In this exhibition, Mara Faúndez opens the doors to spaces of intimacy, vulnerability and reverie. Through memory, she unveils an imaginary of everyday objects, domestic interiors and landscapes of where she grew up, which intersect with the longing, often frustrated, for an idyllic space. The artist places figures, indifferent to the gaze, absorbed in a suspended time, in familiar but strangely contained scenes; their bodies overflow the space as if nothing relevant were happening outside its boundaries. As they reveal themselves, the elements participate in ambiguous atmospheres; an affective and ethereal landscape and an everyday life flooded with small disturbances, all under a veil of pastel colours.
To confront the paintings on display is inevitably to confront the body. The scale of the figures, which from the canvas tend to reflect our own, is the first invitation to participate in the image. The bodies with lost eyes inhabit the space, make it small and intimate, and enclose it; like a spatial self-absorption that corresponds to an affective self-absorption. The artist presents the body as an exercise in self-knowledge, honesty and vulnerability from her own position as a woman, confronting the idea of self-image and subjectivity. But she also engages in a dialogue with the complexities and contradictions of the female nude in the history of art; the imposition of a lustful gaze and the ambiguity of the erotic and the introspective.
The artist's approach to her production is to paint from memory rather than direct observation; she also constantly draws on literary, musical, cinematographic and artistic references, which is reflected in the highly subjective nature of it. In this sense, there is an important relationship between the affective charge of the images and the behaviour of objects and nature. The almost inexpressive faces of the subjects do not give much indication of a particular state of mind; however, the moderation of these figures is illusory and, in reality, only shifts the visibility of the passions outwards. They are located in space, in hidden messages, stormy landscapes, dried flowers or empty cups, rehearsing a series of contemporary still lifes that make up the symbolic density of the artist's imaginary.

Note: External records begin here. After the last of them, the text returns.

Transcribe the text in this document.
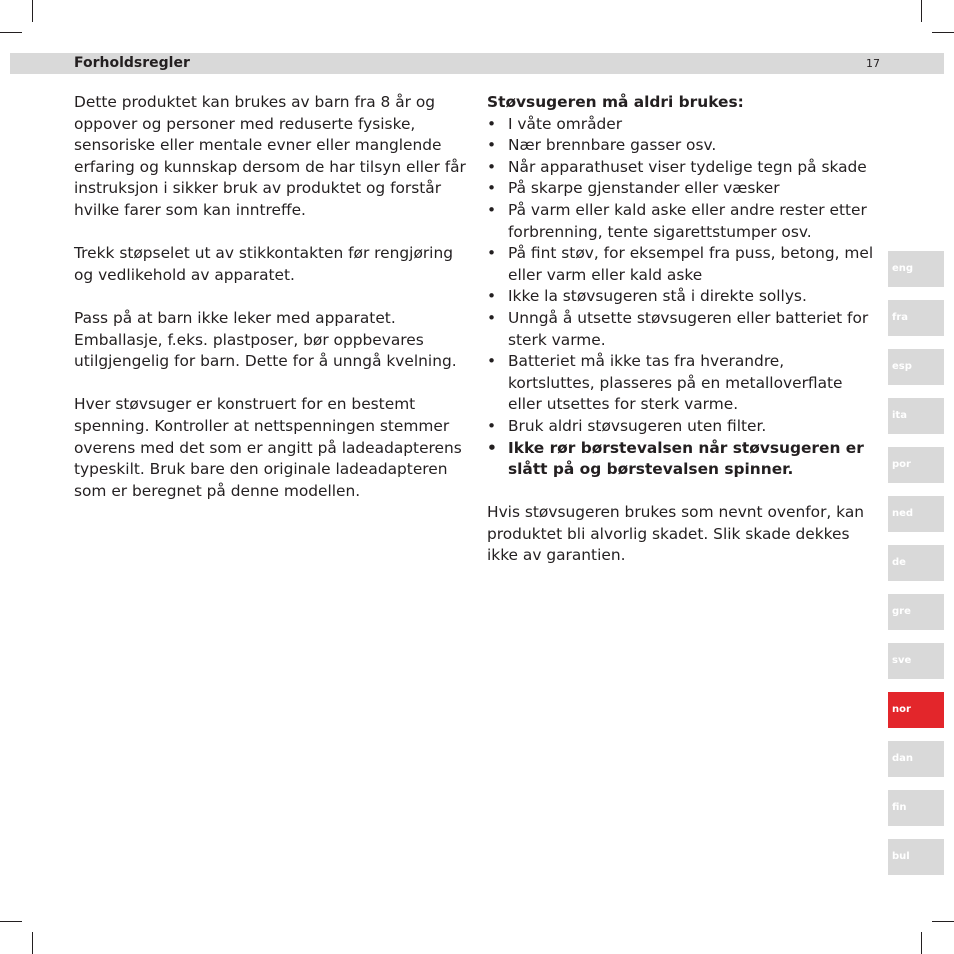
Forholdsregler	17

Dette produktet kan brukes av barn fra 8 år og oppover og personer med reduserte fysiske, sensoriske eller mentale evner eller manglende erfaring og kunnskap dersom de har tilsyn eller får instruksjon i sikker bruk av produktet og forstår hvilke farer som kan inntreffe.

Trekk støpselet ut av stikkontakten før rengjøring og vedlikehold av apparatet.

Pass på at barn ikke leker med apparatet. Emballasje, f.eks. plastposer, bør oppbevares utilgjengelig for barn. Dette for å unngå kvelning.

Hver støvsuger er konstruert for en bestemt spenning. Kontroller at nettspenningen stemmer overens med det som er angitt på ladeadapterens typeskilt. Bruk bare den originale ladeadapteren som er beregnet på denne modellen.

Støvsugeren må aldri brukes:

• I våte områder
• Nær brennbare gasser osv.
• Når apparathuset viser tydelige tegn på skade
• På skarpe gjenstander eller væsker
• På varm eller kald aske eller andre rester etter forbrenning, tente sigarettstumper osv.
• På fint støv, for eksempel fra puss, betong, mel eller varm eller kald aske
• Ikke la støvsugeren stå i direkte sollys.
• Unngå å utsette støvsugeren eller batteriet for sterk varme.
• Batteriet må ikke tas fra hverandre, kortsluttes, plasseres på en metalloverflate eller utsettes for sterk varme.
• Bruk aldri støvsugeren uten filter.
• Ikke rør børstevalsen når støvsugeren er slått på og børstevalsen spinner.

Hvis støvsugeren brukes som nevnt ovenfor, kan produktet bli alvorlig skadet. Slik skade dekkes ikke av garantien.

eng
fra
esp
ita
por
ned
de
gre
sve
nor
dan
fin
bul
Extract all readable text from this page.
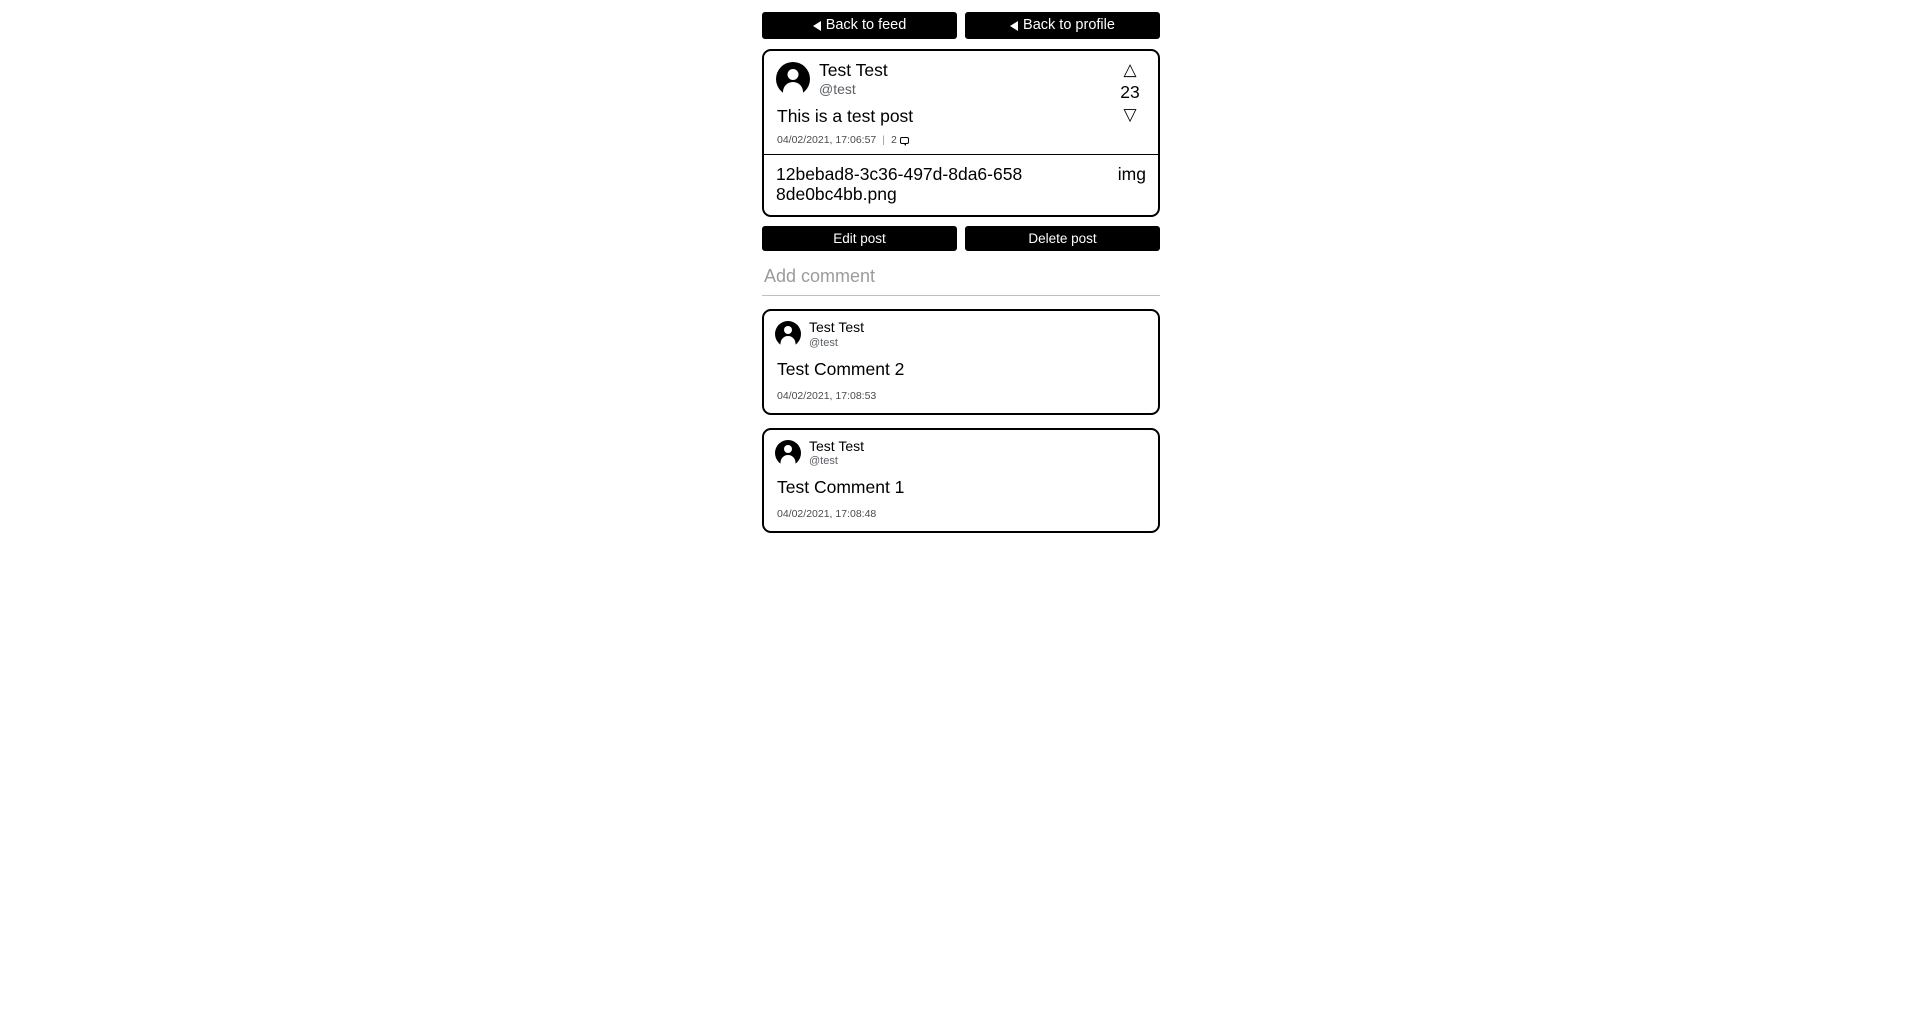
Back to feed	Back to profile
Test Test
@test
This is a test post
04/02/2021, 17:06:57 | 2
△
23
▽
12bebad8-3c36-497d-8da6-6588de0bc4bb.png
img
Edit post	Delete post
Add comment
Test Test
@test
Test Comment 2
04/02/2021, 17:08:53
Test Test
@test
Test Comment 1
04/02/2021, 17:08:48
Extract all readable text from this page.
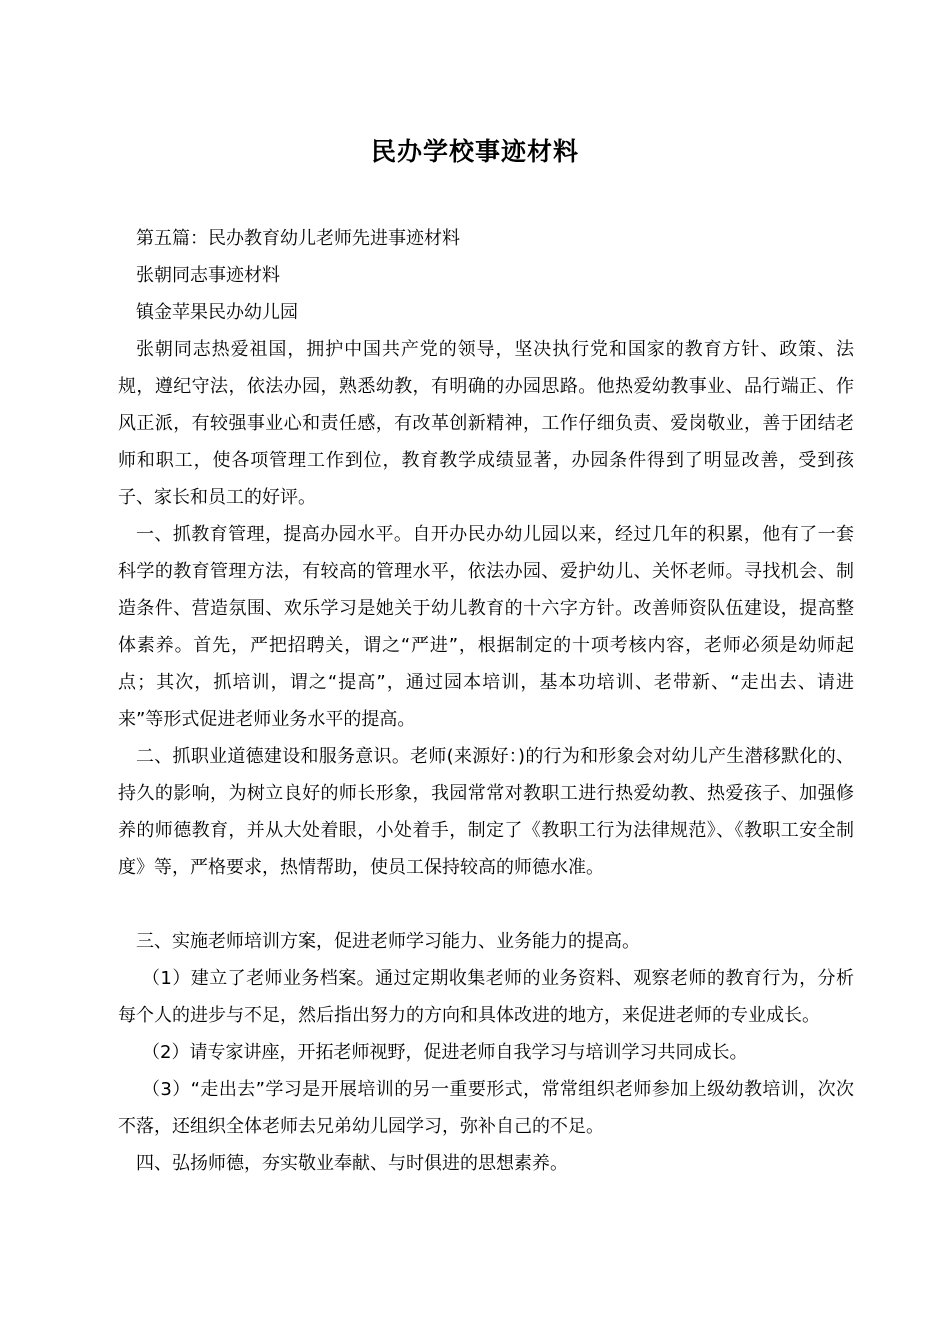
民办学校事迹材料

第五篇：民办教育幼儿老师先进事迹材料

张朝同志事迹材料

镇金苹果民办幼儿园

张朝同志热爱祖国，拥护中国共产党的领导，坚决执行党和国家的教育方针、政策、法规，遵纪守法，依法办园，熟悉幼教，有明确的办园思路。他热爱幼教事业、品行端正、作风正派，有较强事业心和责任感，有改革创新精神，工作仔细负责、爱岗敬业，善于团结老师和职工，使各项管理工作到位，教育教学成绩显著，办园条件得到了明显改善，受到孩子、家长和员工的好评。

一、抓教育管理，提高办园水平。自开办民办幼儿园以来，经过几年的积累，他有了一套科学的教育管理方法，有较高的管理水平，依法办园、爱护幼儿、关怀老师。寻找机会、制造条件、营造氛围、欢乐学习是她关于幼儿教育的十六字方针。改善师资队伍建设，提高整体素养。首先，严把招聘关，谓之“严进”，根据制定的十项考核内容，老师必须是幼师起点；其次，抓培训，谓之“提高”，通过园本培训，基本功培训、老带新、“走出去、请进来”等形式促进老师业务水平的提高。

二、抓职业道德建设和服务意识。老师(来源好：)的行为和形象会对幼儿产生潜移默化的、持久的影响，为树立良好的师长形象，我园常常对教职工进行热爱幼教、热爱孩子、加强修养的师德教育，并从大处着眼，小处着手，制定了《教职工行为法律规范》、《教职工安全制度》等，严格要求，热情帮助，使员工保持较高的师德水准。

三、实施老师培训方案，促进老师学习能力、业务能力的提高。

（1）建立了老师业务档案。通过定期收集老师的业务资料、观察老师的教育行为，分析每个人的进步与不足，然后指出努力的方向和具体改进的地方，来促进老师的专业成长。

（2）请专家讲座，开拓老师视野，促进老师自我学习与培训学习共同成长。

（3）“走出去”学习是开展培训的另一重要形式，常常组织老师参加上级幼教培训，次次不落，还组织全体老师去兄弟幼儿园学习，弥补自己的不足。

四、弘扬师德，夯实敬业奉献、与时俱进的思想素养。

Ayer y Hoy [Yesterday and Today] suggests a dual temporality. On the one hand, it evokes the kind of encapsulated, introspective, spiritual time typical of memory and nostalgia; a landscape, a soft light, a romance, an idealised image. But it is also a time of the mundane, the routine, the repetitive, a time of boredom and lethargy, but also of hedonism and ephemeral pleasures, embodied in a series of recurring objects, such as the cigarettes, reminiscent of Philip Guston. Mara Faúndez's work features the past and the present, the spiritual and the mundane; it configures a pictorial diary of life, narrated by a female voice, and requires the viewer to look at the seemingly insignificant.
There is a satirical attitude in the insistence on depicting dreamy places and serene spaces adorned and covered in soft colours that fabricate innocent appearances and images of romanticised nostalgia. In reality, there is always a degree of pessimism or conflict in these images. Sometimes, the window frame offers a place of respite, an attempt to protect a small domestic space, the beloved room of one's own, from the storm; at other times, the truly unsettling takes place within. But Mara Faúndez also sometimes gives us the immensity of a dizzying universe, serenely contained within a tenderly rounded horizon.
Vicenta Larraín Vogel, artist and curator.
September 2023.
[1] Woolf, V. (1929). A Room of One’s Own. Hogarth Press.